Notice the warning about the Fn key setting for Mission Control conflicting with the settings for another hot key. I believe the warning is both sometimes spurious and evidence of a bug in System Settings because it sticks around even after I eliminate the conflict by returning the setting to the default of Control-Up Arrow. Restarting the Mac clears the message. However, you can still get yourself into a pickle with conflicting settings. If some action related to the Fn key doesn’t work as you expect, revisit the settings mentioned throughout this article and ensure they don’t conflict.
Along with the options exposed in System Settings, Apple’s engineers have slipped in a bunch of additional hard-coded shortcuts. Here are all of those I’ve found, many of which aren’t documented in Apple’s list of keyboard shortcuts. Post in the comments if you know of any others!
- Fn-A: Selects an item in the Dock, after which you can use the arrow keys to select different items and press Return to switch to the app
- Fn-Shift-A: Opens Launchpad
- Fn-C: Opens Control Center
- Fn-D: Starts dictation (or set a modifier key to do this when you press it twice)
- Fn-E: Open the emoji picker (same as choosing Edit > Emoji & Symbols)
- Fn-F: Toggles full-screen mode
- Fn-H: Hides current windows to reveal the desktop; a second press restores them
- Fn-M: Selects the Apple menu, after which you can use the arrow keys to navigate menus and activate the selected command by pressing Return
- Fn-N: Displays Notification Center
- Fn-Q: Starts a new Quick Note in Notes
- Fn-Delete: Forward delete on keyboards without a Forward Delete key (or use Control-D)
- Fn-Return: Equivalent to the Enter key on the numeric keypad, which is slightly different than Return in certain contexts
- Fn-Up Arrow: Scroll up one page (same as the Page Up key)
- Fn-Down Arrow: Scroll down one page (same as the Page Down key)
- Fn-Left Arrow: Scroll to the beginning of a document (same as the Home key)
- Fn-Right Arrow: Scroll to the end of a document (same as the End key)
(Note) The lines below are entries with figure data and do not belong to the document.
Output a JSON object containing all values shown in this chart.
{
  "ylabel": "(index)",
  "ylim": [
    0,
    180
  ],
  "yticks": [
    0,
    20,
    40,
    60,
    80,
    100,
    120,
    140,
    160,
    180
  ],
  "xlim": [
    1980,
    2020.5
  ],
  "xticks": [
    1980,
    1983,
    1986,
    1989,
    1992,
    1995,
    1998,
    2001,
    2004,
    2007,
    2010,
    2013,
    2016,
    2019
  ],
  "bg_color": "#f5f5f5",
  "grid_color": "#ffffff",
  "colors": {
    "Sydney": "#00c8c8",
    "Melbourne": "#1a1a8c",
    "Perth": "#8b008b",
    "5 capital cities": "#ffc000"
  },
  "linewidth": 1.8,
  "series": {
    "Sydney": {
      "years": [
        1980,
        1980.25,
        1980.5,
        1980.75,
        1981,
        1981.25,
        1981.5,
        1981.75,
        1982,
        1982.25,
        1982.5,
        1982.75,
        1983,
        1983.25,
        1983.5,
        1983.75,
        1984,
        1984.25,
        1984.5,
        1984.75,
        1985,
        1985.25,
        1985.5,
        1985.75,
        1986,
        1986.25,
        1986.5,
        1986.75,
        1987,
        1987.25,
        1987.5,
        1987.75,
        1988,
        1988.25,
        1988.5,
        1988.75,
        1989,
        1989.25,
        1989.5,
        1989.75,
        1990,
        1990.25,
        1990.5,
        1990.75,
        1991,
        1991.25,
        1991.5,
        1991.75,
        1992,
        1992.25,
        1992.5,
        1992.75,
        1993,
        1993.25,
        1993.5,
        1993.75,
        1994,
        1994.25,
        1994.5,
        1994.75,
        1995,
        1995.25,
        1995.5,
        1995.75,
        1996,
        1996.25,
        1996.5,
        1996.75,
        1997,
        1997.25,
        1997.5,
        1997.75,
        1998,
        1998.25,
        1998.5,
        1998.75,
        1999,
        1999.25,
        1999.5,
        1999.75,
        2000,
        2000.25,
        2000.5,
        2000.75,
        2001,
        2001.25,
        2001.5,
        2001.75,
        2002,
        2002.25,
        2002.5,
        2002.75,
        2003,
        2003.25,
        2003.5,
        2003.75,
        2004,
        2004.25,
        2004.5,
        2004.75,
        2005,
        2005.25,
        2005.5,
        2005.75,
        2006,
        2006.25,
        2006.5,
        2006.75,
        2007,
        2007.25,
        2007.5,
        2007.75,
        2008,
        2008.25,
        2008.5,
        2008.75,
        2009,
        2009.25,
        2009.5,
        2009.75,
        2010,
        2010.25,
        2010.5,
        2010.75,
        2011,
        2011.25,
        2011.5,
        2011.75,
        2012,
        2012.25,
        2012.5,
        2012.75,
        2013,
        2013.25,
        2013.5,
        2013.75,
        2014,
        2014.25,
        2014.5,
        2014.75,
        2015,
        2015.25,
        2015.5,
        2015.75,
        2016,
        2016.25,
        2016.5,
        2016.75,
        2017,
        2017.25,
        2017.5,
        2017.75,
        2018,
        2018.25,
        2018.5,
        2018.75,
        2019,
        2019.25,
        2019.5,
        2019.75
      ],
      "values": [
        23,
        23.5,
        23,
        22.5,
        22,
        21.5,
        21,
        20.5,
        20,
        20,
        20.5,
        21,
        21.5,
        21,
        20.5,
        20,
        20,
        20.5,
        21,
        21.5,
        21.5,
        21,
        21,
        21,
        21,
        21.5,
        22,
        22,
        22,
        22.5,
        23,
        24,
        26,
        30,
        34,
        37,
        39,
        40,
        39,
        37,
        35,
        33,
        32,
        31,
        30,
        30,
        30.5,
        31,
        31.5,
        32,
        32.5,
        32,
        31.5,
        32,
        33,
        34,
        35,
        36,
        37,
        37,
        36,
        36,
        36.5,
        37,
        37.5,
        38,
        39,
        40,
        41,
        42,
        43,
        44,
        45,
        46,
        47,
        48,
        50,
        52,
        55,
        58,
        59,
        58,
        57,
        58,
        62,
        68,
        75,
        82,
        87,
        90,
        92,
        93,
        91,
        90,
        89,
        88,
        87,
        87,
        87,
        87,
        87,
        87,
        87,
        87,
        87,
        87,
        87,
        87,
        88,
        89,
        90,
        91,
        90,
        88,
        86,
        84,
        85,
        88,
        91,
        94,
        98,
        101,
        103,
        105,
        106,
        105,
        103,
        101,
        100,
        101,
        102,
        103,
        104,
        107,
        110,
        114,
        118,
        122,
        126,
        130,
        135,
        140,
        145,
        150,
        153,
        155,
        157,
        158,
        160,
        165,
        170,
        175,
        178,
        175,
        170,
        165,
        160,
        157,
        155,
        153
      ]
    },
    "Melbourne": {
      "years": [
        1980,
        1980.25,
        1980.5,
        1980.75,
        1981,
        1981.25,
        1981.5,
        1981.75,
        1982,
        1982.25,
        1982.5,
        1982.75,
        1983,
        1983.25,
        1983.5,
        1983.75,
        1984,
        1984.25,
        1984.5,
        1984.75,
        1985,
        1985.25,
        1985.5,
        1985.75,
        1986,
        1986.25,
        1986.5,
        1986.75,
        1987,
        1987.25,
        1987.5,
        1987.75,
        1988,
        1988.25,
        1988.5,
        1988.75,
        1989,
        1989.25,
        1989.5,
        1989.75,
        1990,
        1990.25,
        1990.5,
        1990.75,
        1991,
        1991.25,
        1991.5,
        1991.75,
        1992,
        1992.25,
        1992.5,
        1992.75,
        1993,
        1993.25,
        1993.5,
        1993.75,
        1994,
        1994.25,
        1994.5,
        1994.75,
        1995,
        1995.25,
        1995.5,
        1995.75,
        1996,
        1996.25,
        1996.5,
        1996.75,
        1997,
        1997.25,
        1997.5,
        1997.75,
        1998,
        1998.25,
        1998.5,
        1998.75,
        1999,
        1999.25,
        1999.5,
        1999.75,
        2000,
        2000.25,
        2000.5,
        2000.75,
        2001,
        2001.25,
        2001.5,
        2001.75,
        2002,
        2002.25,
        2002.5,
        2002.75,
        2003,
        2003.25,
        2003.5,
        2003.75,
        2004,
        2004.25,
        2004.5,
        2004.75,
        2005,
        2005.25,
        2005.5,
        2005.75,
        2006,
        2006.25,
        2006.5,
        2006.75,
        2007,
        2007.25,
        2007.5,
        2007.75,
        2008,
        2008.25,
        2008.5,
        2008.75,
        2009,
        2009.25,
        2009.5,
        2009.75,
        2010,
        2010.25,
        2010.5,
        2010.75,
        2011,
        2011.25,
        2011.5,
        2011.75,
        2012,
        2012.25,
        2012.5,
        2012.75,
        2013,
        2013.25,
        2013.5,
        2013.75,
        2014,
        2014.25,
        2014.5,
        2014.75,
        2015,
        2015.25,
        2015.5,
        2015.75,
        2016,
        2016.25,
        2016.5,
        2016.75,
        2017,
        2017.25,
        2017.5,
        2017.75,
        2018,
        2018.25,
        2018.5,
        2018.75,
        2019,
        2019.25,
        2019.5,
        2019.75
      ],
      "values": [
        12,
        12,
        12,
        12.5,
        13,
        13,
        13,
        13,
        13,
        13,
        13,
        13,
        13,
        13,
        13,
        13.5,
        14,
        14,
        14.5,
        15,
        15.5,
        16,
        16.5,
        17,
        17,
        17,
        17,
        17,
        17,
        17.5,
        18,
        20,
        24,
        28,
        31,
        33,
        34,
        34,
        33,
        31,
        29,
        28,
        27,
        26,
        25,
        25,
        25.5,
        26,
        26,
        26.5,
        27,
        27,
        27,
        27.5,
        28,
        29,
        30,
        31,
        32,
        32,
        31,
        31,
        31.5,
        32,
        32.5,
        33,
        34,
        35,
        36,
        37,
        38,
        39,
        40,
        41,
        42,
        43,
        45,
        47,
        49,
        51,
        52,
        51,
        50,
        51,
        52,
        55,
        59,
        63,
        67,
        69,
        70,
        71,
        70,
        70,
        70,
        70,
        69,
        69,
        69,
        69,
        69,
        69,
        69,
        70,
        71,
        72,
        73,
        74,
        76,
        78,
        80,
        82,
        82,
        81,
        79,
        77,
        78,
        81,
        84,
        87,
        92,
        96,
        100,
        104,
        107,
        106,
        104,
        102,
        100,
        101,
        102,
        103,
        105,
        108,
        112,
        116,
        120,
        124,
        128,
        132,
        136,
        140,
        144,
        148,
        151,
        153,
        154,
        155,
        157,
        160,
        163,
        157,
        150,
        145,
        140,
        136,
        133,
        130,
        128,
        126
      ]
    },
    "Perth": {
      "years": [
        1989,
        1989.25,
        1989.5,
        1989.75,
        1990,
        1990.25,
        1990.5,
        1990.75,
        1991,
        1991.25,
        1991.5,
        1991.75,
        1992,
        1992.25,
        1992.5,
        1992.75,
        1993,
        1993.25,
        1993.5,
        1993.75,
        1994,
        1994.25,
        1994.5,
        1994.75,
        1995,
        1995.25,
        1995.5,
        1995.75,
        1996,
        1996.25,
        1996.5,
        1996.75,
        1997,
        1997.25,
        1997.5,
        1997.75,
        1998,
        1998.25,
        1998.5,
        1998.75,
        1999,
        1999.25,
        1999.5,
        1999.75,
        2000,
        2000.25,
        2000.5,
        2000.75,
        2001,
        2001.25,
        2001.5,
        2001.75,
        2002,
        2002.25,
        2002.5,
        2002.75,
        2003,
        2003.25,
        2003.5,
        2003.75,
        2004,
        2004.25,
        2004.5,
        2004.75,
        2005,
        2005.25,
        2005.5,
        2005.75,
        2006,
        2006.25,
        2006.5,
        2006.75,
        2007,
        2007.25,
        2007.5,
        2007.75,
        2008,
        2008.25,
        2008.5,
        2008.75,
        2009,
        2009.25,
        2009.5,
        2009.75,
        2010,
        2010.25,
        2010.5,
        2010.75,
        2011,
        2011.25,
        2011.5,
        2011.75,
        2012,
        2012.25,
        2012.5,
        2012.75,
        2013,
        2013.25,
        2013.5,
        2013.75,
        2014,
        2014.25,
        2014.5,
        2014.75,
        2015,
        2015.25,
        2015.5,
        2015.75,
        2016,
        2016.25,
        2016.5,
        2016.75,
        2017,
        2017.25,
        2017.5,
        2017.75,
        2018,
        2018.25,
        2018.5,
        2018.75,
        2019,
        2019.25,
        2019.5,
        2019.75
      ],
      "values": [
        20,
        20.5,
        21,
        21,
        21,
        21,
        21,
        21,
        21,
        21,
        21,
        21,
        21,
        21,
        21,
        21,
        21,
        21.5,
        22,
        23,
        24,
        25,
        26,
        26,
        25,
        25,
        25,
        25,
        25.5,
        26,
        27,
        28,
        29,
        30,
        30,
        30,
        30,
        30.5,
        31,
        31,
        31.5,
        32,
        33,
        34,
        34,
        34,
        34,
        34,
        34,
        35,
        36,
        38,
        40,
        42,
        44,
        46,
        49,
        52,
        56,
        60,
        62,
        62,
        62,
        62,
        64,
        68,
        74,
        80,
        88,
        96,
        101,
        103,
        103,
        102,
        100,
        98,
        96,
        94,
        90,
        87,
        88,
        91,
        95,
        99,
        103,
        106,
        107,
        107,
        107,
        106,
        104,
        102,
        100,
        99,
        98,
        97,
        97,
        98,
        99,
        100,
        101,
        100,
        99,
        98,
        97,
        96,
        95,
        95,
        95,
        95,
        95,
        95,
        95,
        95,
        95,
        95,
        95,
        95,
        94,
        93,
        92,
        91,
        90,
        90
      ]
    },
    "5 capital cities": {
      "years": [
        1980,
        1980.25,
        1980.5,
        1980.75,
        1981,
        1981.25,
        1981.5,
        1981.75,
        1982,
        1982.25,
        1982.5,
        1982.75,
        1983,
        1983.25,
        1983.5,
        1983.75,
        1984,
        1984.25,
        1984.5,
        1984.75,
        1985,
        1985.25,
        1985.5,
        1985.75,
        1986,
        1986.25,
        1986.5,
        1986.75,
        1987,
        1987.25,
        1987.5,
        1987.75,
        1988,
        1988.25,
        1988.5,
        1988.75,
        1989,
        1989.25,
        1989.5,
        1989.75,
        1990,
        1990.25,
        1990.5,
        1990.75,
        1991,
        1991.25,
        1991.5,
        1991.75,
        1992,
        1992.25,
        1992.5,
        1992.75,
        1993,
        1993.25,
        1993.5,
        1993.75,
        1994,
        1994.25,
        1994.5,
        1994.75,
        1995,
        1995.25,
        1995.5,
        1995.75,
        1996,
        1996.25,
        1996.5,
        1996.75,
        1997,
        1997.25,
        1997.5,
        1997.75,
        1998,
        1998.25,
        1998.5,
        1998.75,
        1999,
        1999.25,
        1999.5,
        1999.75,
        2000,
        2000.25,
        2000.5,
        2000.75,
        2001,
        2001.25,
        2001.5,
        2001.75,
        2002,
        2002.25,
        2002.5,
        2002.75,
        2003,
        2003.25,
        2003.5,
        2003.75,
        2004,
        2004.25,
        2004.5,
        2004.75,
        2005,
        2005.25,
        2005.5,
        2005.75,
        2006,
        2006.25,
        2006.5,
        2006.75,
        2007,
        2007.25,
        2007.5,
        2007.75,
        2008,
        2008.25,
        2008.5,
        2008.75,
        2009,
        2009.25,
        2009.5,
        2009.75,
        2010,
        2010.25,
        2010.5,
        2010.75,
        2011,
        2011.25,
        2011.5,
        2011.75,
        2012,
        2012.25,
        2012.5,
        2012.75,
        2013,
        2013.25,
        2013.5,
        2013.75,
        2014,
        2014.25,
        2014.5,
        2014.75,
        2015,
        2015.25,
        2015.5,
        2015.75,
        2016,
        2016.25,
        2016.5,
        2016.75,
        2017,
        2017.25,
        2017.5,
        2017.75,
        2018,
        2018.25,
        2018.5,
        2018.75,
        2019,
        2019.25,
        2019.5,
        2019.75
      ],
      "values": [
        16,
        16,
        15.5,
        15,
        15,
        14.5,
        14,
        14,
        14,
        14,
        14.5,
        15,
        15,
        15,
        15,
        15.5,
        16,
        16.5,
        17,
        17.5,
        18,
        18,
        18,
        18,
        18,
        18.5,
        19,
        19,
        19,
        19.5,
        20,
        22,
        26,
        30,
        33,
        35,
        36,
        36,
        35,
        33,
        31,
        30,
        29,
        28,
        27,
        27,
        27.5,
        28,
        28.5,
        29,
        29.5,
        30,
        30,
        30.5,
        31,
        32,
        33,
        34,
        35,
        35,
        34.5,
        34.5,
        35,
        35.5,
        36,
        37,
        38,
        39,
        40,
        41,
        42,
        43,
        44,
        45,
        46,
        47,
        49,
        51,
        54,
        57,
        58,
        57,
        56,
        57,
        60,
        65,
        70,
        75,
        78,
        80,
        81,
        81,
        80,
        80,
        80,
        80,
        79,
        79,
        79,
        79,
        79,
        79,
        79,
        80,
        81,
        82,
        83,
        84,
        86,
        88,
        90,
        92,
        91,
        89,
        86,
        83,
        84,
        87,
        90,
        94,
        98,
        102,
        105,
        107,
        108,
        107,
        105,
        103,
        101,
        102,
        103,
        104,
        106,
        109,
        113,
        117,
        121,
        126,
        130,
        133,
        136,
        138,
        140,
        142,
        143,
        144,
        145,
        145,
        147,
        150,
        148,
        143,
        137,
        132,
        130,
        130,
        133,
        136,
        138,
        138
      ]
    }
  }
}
A few of these shortcuts fail when invoked if certain apps are in the foreground at the time—some apps don’t support the Home and End keys, for instance, so the Fn key variants won’t work either. Google Docs also intercepts some of them, so other Web apps may prevent some of them from working, too.
But now that you know everything the Fn key can do, perhaps you can make better use of it than you have in the past. Personally, I’m remapping mine to Control now that I use Control-Tab hundreds of times per day to switch among my tabs in Arc.